Ultimately, Dale is kind to Hamilton, but writing a book like this means leaving plenty out, including lessons drawn from other places. Like Pittsburgh, the city has emphasized health care services and education as it has gradually lost its steel plants. But other rust belt cities, such as Rochester and Baltimore, have pursued similar strategies to lesser effect. In countless ways, Hamilton has done better than Buffalo and many other Canadian communities that have seen both industry and population decline. “When you take a look at Hamilton,” Dale quotes the labour studies professor Wayne Lewchuk, of McMaster University, “you can see that it’s not falling apart. It’s certainly had some bumps, but there’s been a transition.”
Saying that things could have been worse is likely cold comfort for those who used to work at Stelco, Dofasco, Camco, and all the other factories that supported them. It is also easy to imagine a halcyon period when Canada’s urban areas were entirely full of bustling factories that employed scores and scores of well-paid unionized workers. In reality, there have always been marginalized outsiders in our cities. Precarious work is as much historical fact as contemporary trend.
Still, Shift Change: Scenes from a Post-industrial Revolution is a useful and passionate addition to those books on Hamilton that already sit on library shelves, although it is not especially engaged with those titles. Dale references the Wilfrid Laurier University historian Rob Kristofferson and the artist Simon Orpana, but he does not cite the scholarship of Craig Heron, of York University. Ignoring Lunch-Bucket Lives: Remaking the Workers’ City, Heron’s monumental look at late nineteenth- and early twentieth-century Hamilton, is especially curious, because no historian has done more to put Hamilton in the history books than Heron.

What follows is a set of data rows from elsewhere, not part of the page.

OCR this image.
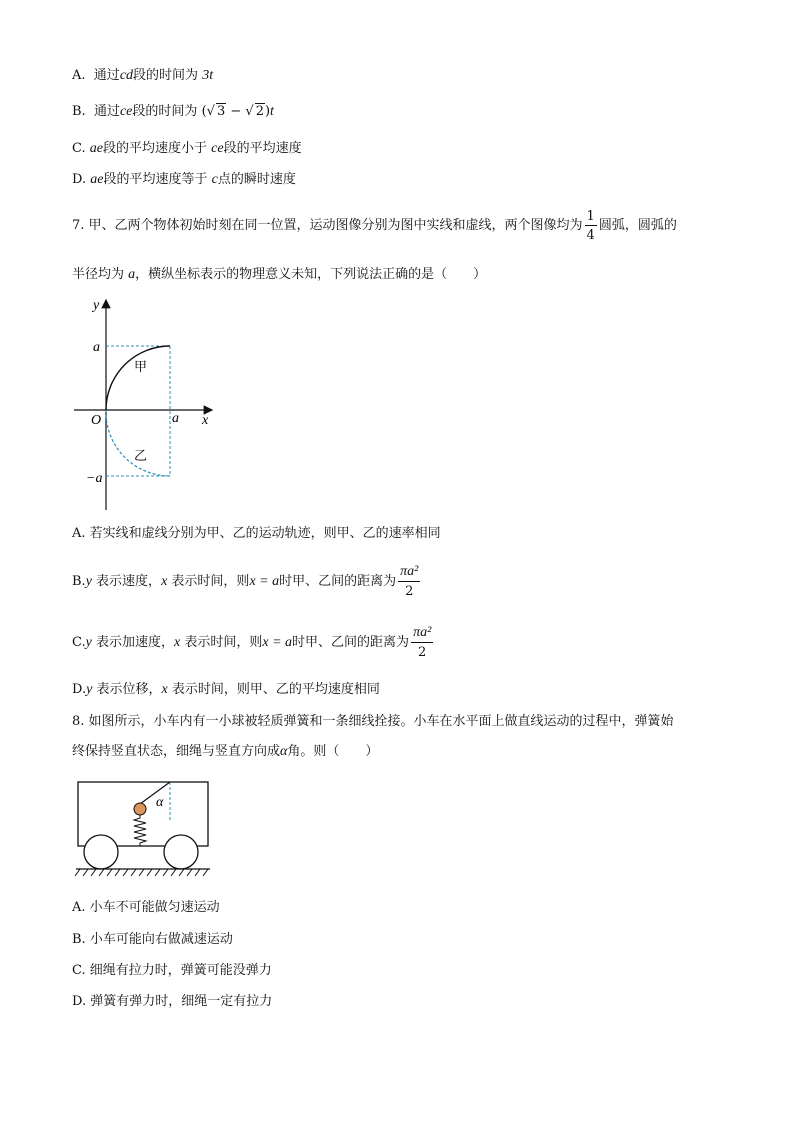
A. 通过cd段的时间为 3t
B. 通过ce段的时间为 (√ 3 − √ 2)t
C. ae段的平均速度小于 ce段的平均速度
D. ae段的平均速度等于 c点的瞬时速度
7. 甲、乙两个物体初始时刻在同一位置，运动图像分别为图中实线和虚线，两个图像均为 $\frac{1}{4}$ 圆弧，圆弧的
半径均为 a，横纵坐标表示的物理意义未知，下列说法正确的是（　　）
y
x
O
a
a
−a
甲
乙
A. 若实线和虚线分别为甲、乙的运动轨迹，则甲、乙的速率相同
B.y 表示速度，x 表示时间，则x = a时甲、乙间的距离为 $\frac{\text{πa²}}{2}$
C.y 表示加速度，x 表示时间，则x = a时甲、乙间的距离为 $\frac{\text{πa²}}{2}$
D.y 表示位移，x 表示时间，则甲、乙的平均速度相同
8. 如图所示，小车内有一小球被轻质弹簧和一条细线拴接。小车在水平面上做直线运动的过程中，弹簧始
终保持竖直状态，细绳与竖直方向成α角。则（　　）
α
A. 小车不可能做匀速运动
B. 小车可能向右做减速运动
C. 细绳有拉力时，弹簧可能没弹力
D. 弹簧有弹力时，细绳一定有拉力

Steeltown may have suffered, but it is resilient. Even as Dale wants to see it renewed, a strong sense of community remains. As I learned on all those bus rides long ago, Hamiltonians are proud and unpretentious. They will be the first to hand you the shirts off their backs if you are down; they will also be the first to tell you to go to hell if you cross them. With a book full of unique characters and places — where the city itself is the greatest character of all — Stephen Dale offers new insights into a very special part of the Canadian landscape.
Jason Russell is the author of Canada, A Working History.